Decreased LOS correlates to decreased hospital charges. Collins et al. (2014) reported a very significant financial decrease of $8,878,000 in hospital charges during the first 6 months of adding APNs and an estimated reduction of $27.8 million in hospital charges during the 3-year period. Morris et al. (2012) reported a decrease of more than 1,300 hospital patient-days during their study time frame. One hundred percent of the studies on this sample showed that quality of care was maintained and outcomes were clinically equivalent to an RR trauma team. Adding APNs can provide continuity of care and help close the gap caused by resident duty hour restrictions. The admitted trauma patient does have a decrease in LOS when being cared for by a trauma team including an APN versus a trauma team without an APN.

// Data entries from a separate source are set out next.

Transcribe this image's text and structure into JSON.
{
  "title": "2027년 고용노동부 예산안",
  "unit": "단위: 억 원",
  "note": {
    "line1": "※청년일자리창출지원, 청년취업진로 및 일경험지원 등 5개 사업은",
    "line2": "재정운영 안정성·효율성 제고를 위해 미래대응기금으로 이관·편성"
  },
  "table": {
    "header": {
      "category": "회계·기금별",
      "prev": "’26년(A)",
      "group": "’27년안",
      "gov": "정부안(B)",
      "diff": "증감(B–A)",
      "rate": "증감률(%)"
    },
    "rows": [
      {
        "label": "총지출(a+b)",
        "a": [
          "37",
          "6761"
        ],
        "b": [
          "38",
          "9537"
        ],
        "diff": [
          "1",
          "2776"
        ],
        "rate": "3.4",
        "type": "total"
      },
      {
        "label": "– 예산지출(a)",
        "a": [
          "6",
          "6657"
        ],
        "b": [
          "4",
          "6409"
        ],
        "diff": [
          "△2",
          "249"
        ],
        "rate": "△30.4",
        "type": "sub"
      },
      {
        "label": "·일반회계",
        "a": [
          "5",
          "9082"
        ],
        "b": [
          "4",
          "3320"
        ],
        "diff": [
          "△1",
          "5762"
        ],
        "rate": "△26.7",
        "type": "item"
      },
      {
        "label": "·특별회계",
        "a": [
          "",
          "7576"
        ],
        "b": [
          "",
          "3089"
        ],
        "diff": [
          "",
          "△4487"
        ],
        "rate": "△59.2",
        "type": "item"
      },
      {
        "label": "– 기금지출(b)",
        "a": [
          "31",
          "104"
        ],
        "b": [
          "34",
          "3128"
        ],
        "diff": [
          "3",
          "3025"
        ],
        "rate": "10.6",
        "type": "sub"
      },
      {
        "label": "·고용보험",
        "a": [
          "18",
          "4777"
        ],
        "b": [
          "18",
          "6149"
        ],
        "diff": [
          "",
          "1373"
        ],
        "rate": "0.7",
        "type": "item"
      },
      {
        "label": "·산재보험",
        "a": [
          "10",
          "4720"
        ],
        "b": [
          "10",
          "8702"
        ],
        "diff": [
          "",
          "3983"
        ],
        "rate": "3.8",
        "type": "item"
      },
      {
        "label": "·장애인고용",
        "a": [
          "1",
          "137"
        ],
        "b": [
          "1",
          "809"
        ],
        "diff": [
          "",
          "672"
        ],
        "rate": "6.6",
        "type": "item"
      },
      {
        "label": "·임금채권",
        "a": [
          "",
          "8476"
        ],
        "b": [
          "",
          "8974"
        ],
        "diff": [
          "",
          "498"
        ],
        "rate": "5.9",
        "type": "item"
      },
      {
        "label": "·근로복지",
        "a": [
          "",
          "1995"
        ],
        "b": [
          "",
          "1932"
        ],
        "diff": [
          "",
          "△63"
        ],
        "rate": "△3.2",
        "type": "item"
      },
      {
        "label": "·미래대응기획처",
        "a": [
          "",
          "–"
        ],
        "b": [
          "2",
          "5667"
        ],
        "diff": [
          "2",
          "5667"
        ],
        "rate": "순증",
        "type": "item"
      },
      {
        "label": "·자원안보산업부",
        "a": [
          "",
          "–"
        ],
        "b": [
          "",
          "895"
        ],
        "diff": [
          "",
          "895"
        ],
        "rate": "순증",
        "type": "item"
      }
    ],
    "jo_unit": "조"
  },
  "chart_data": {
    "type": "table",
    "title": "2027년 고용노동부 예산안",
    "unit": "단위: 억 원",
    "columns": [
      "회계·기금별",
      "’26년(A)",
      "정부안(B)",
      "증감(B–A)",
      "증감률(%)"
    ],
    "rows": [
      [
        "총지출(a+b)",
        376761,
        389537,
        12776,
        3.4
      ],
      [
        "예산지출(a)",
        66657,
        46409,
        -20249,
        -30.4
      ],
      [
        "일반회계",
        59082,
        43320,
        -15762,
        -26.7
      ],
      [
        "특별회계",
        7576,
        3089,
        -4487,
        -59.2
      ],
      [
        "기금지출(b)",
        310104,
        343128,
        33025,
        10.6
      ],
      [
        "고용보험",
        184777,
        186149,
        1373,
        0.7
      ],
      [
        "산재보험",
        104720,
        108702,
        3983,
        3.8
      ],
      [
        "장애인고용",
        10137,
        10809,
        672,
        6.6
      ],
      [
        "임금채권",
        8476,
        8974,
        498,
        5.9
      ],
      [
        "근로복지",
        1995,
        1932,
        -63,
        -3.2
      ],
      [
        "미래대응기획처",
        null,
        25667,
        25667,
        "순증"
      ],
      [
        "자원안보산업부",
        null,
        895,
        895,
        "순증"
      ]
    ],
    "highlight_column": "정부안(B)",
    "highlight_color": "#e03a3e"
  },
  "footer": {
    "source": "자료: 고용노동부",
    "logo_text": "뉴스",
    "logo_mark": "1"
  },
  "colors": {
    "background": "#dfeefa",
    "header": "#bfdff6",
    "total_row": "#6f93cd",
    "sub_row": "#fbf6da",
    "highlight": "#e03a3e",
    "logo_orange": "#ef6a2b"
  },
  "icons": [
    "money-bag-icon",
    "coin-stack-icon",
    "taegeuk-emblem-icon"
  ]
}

A consistent decrease in LOS was found across studies. This finding is similar to that of Johal and Dodd (2017), who agreed and found that adding APNs to the trauma team not only reduced admitted trauma patient's LOS but also increased patient satisfaction rates, morbidity and mortality remained stable, and an overall improvement in quality and continuity of care was reported. In support of our findings, the study conducted by Lafferty (2011) found adding an APN in the academic setting provided continuity of care as residents often rotate every month or two and attending surgeons can rotate every week or more. These studies reinforce the findings of the research studies included in this sample.

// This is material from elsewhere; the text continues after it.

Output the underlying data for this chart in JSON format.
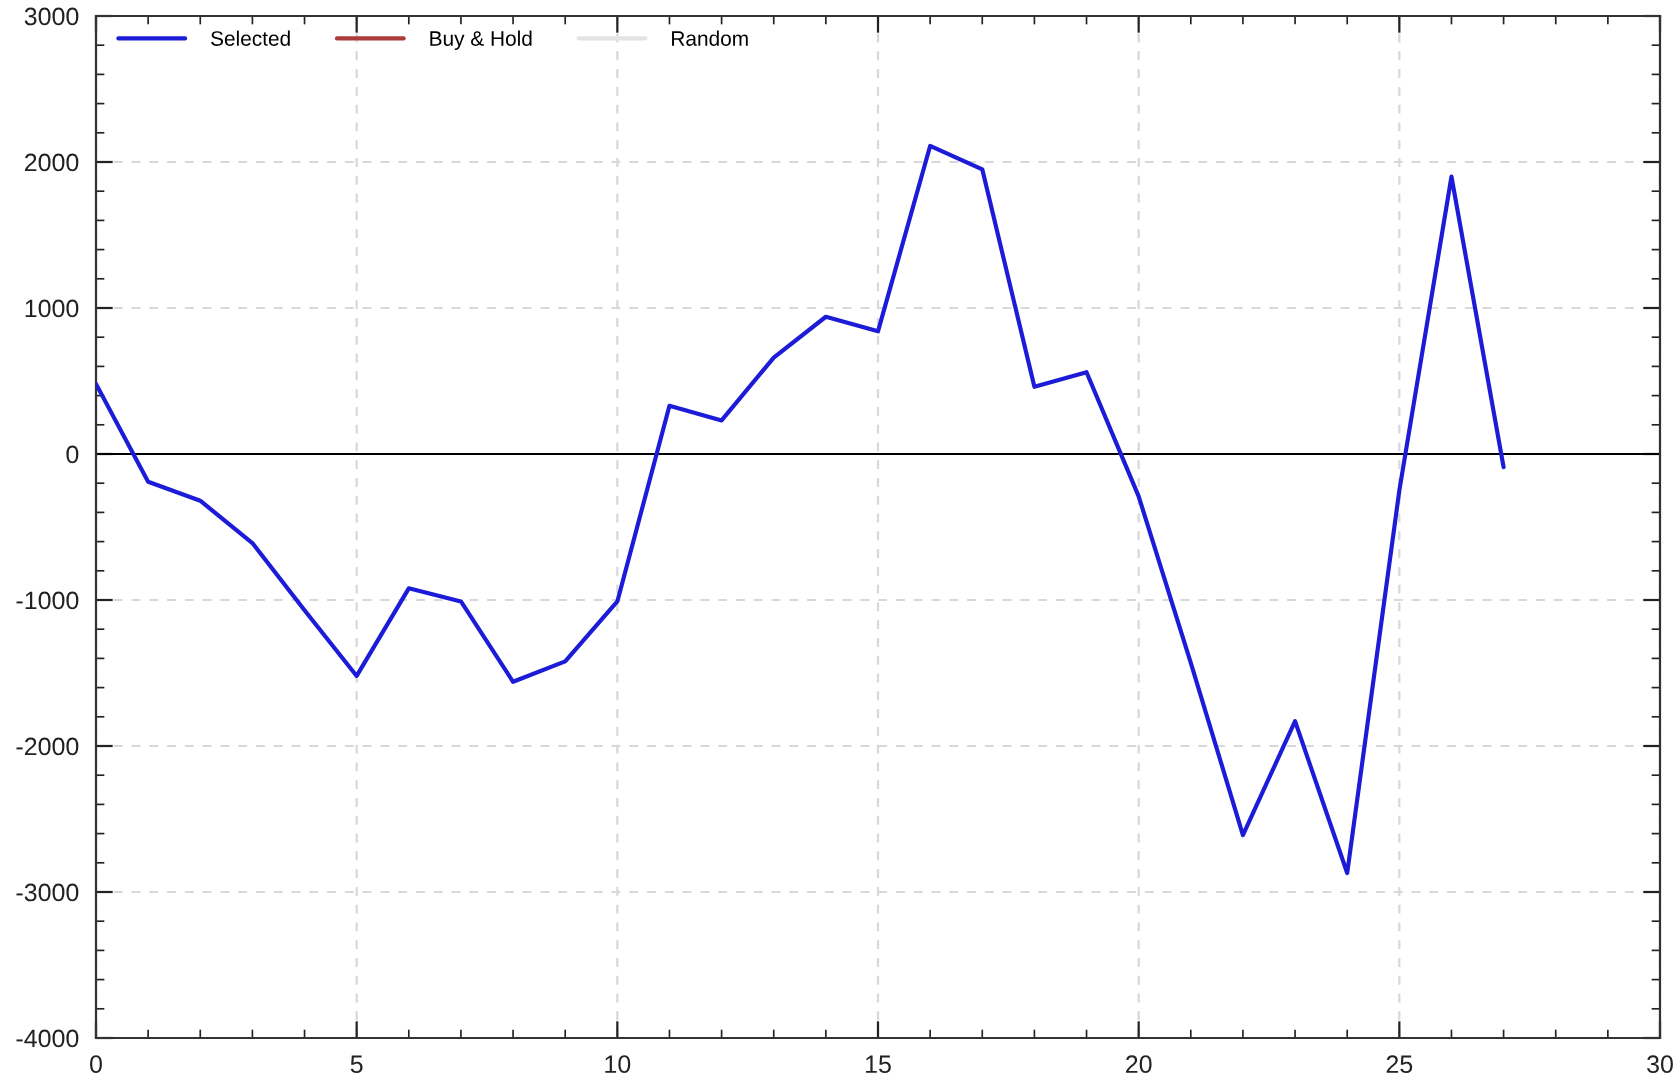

This review is not without limitations. All of the studies were retrospective studies. No randomized controlled trials or quasi-experimental studies were located during the searches. The literature is lacking the inclusion of expenses to hire and train an APN and patient complications such as deep vein thrombosis, pneumonia, urinary tract infections, or other complications as defined by the NTDB.
Nursing Implications
Based on the findings in this integrative systematic review of literature, all trauma centers, especially Level I centers, should add APNs to the trauma team to not only decrease admitted trauma patients LOS but also provide continuity of care. More high-quality research is needed to assess the economic impact and effect on patient outcomes (including mortality, complications, and morbidity) when APNs are added to the trauma team. Functions of the APNs on the trauma team varied across all studies, with the main theme of utilization being in a specific treatment unit. Finally, this review affirms a need for intervention research to identify the best utilization of an APN on a trauma team. Hospital executive team members should consider adding APNs to the trauma team to aid in facilitating communication, decreasing LOS, reducing hospital charges, increasing quality patient outcomes, and increasing patient satisfaction.